私は何故か黒崎くん、瀬戸くん、桜庭さんの4人で空き教室に座っている。
『ホタルを守ろう』これが、この清掃のテーマだ。
ホタルを守るための清掃活動は、とても素晴らしいものだと思う。
それに参加出来るのはいいのだけど、メンバーに問題がある。
どうして、こんな派手なメンバーの中に私が......
「この清掃活動、達也は去年も参加してるんだよ」
席に座ってずっと黙りこけている私に耳打ちしてくる。
へぇ。

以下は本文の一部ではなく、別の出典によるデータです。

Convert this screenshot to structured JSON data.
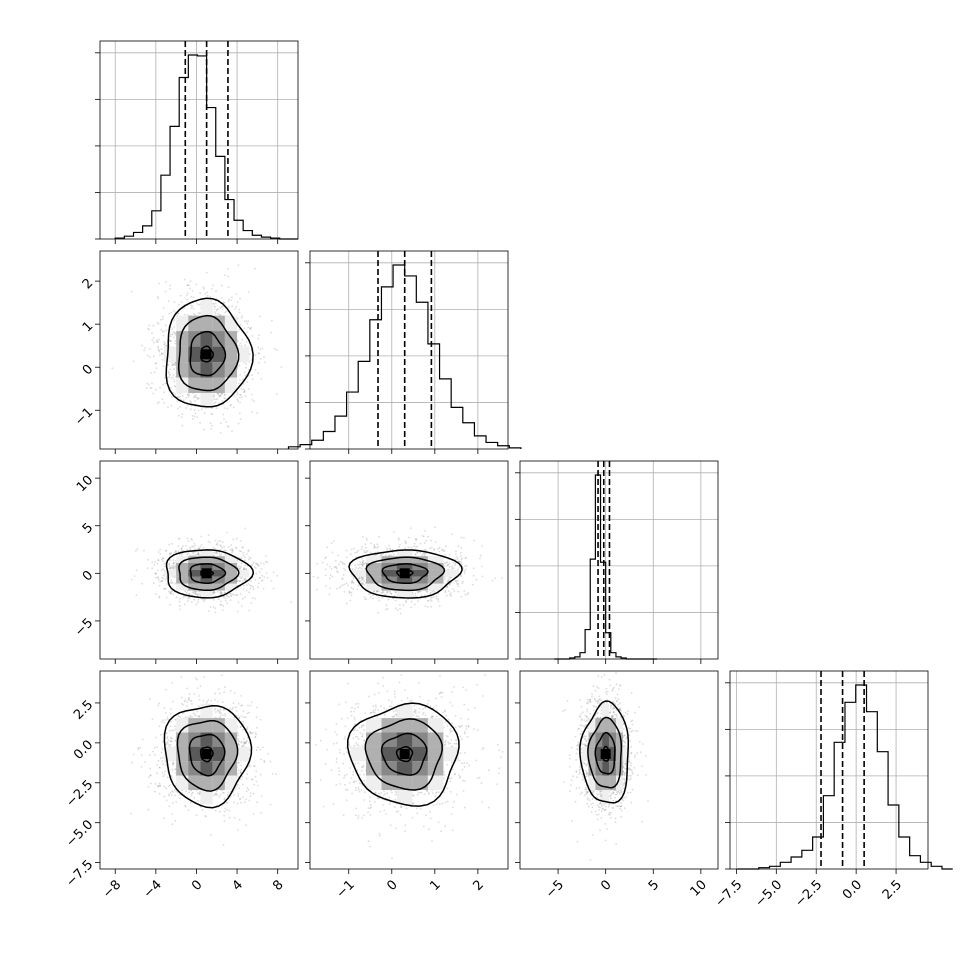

としか言いようがない。
全く興味のない情報だから。
「ホタルはこの辺りしか見られない超貴重なものだからさ」
『ホタルは水のキレイな場所にしか現れないんだ』
瀬戸くんの言葉に、頭の中で小さな記憶が過った。
あれは、幼稚園くらいの時だったかな。
夜の川岸で出会った私と同じくらいの年の女の子に言われたことがある。
私はお母さんと、その子はおじいちゃんと来ていたんだったかな?
幼い頃の記憶はあやふやだけど、〝ホタル〟という言葉で、暗闇に浮かぶその子の笑顔が脳裏を過った。
顔ははっきり思い出せないけれど。
「聖菜ちゃんはホタル見たことある?」
「あ……うん。私もあるよ。一度だけ。子供の頃ね。それがどこだったかは覚えてないけど」
答えるつもりはなかったのに、口から出てきた言葉たちに戸惑って膝の上で手を弄んだ。